Financial Investigation Document Review: Scanned bank statements, invoices, and transfer receipts uploaded to an investigation are automatically classified, entity-extracted, and summarised, allowing analysts to quickly identify the key parties and amounts mentioned without reading every document.
Legal Document Triage: Contracts, court filings, and corporate records are classified and summarised on ingestion, with persons and organisations extracted as entities that can be linked to existing intelligence profiles.
Multi-Format Evidence Processing: Investigations routinely receive evidence in inconsistent formats from different sources.
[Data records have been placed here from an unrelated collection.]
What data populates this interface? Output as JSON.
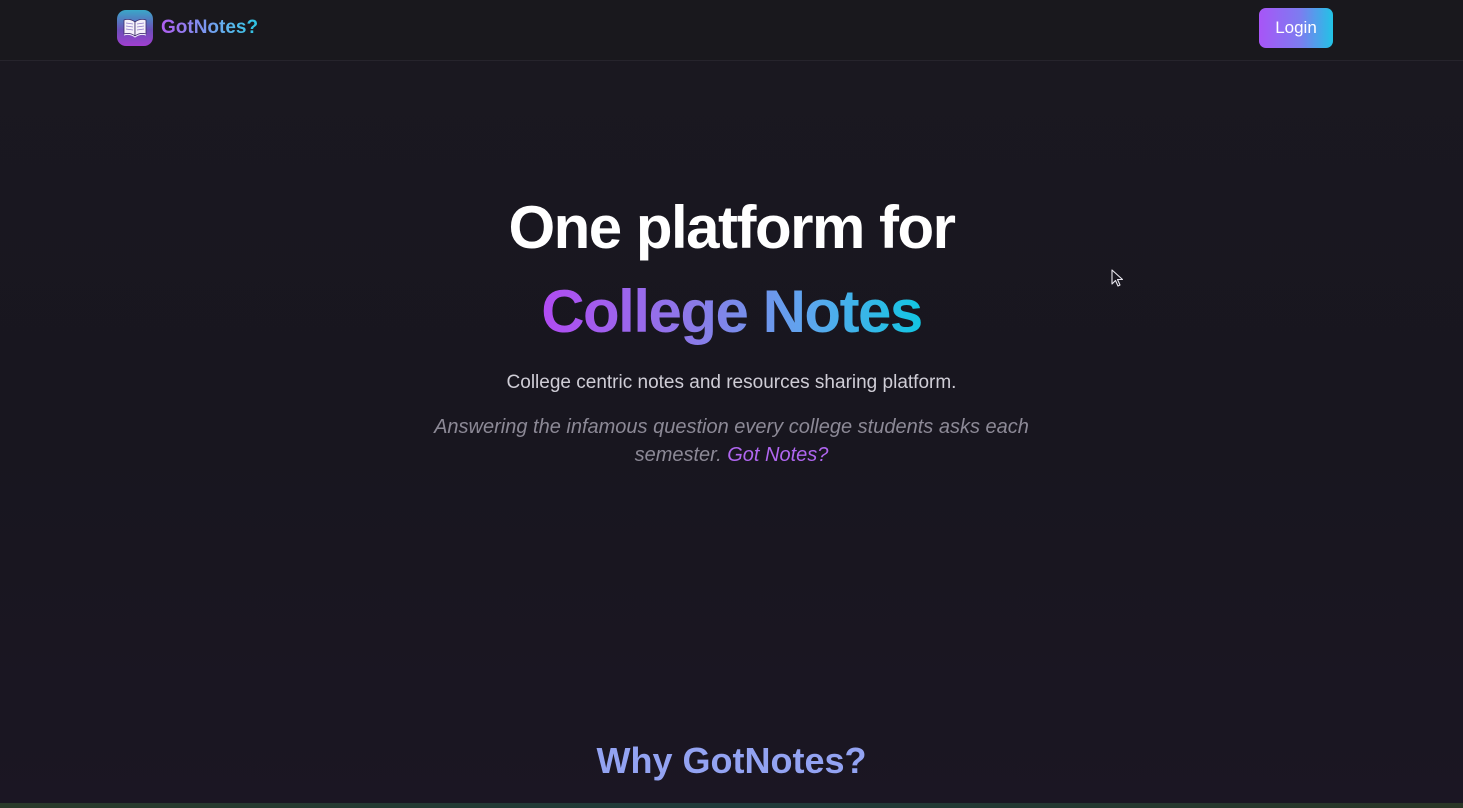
{
  "navbar": {
    "brand_name": "GotNotes?",
    "logo_icon": "open-book-icon",
    "login_label": "Login"
  },
  "hero": {
    "heading_line1": "One platform for",
    "heading_line2": "College Notes",
    "subtitle": "College centric notes and resources sharing platform.",
    "tagline_text": "Answering the infamous question every college students asks each semester.",
    "tagline_link": "Got Notes?"
  },
  "sections": {
    "why_title": "Why GotNotes?"
  },
  "colors": {
    "background": "#18161f",
    "accent_purple": "#a855f7",
    "accent_cyan": "#22c3e6",
    "section_title": "#93a3f2"
  }
}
Tika's 1000+ format support ensures that unusual file types, legacy word processor formats, embedded attachments, compressed archives, are processed consistently.
Scanned Document OCR: Paper documents photographed in the field or scanned from seized materials are processed by Tesseract OCR, producing searchable text that spaCy and the AI language model can then analyse.
Chain-of-Custody Documentation: The SHA-256 hash, processing steps, and analyst identity recorded for every document analysis provide an auditable chain of custody for evidence admissibility purposes.

Integration#

Evidence Management: Uploaded evidence files are automatically routed to the document intelligence pipeline on ingestion.
Intelligence Profiles: Entities extracted by spaCy are cross-referenced against existing entity profiles in the investigation workspace.
Investigation Workspace: Classification and summary results are attached to the investigation record and displayed in the document review panel.
Audit Service: Document analysis events are logged to the audit trail with userId, organisation context, action, documentHash, and timestamp (EDF/PESCO compliance).
XACML Access Control: The document_analysis_records table is protected by platform record store RLS using the OrgIsolationPolicy (XACML argus:policy:org-isolation:v1).

Open Standards#

Standard	Description
Apache Tika (Apache License 2.0)	Open-source content analysis and text extraction framework. https://tika.apache.org/
Tesseract OCR (Apache License 2.0)	Open-source OCR engine. https://github.com/tesseract-ocr/tesseract
spaCy (MIT License)	Open-source NLP library with pre-trained NER models. https://spacy.io/
langdetect (Apache License 2.0)	Language detection library. https://github.com/Mimino666/langdetect
AI language model API	Zero-shot inference via published API, no custom model training. Provider documentation
SHA-256 (FIPS 180-4)	Cryptographic hash for document identity and chain-of-custody.

Argus uses zero-shot LLM inference (no custom training) and Apache/MIT licensed open-source text extraction tools. No labelled document training dataset is created, maintained, or used.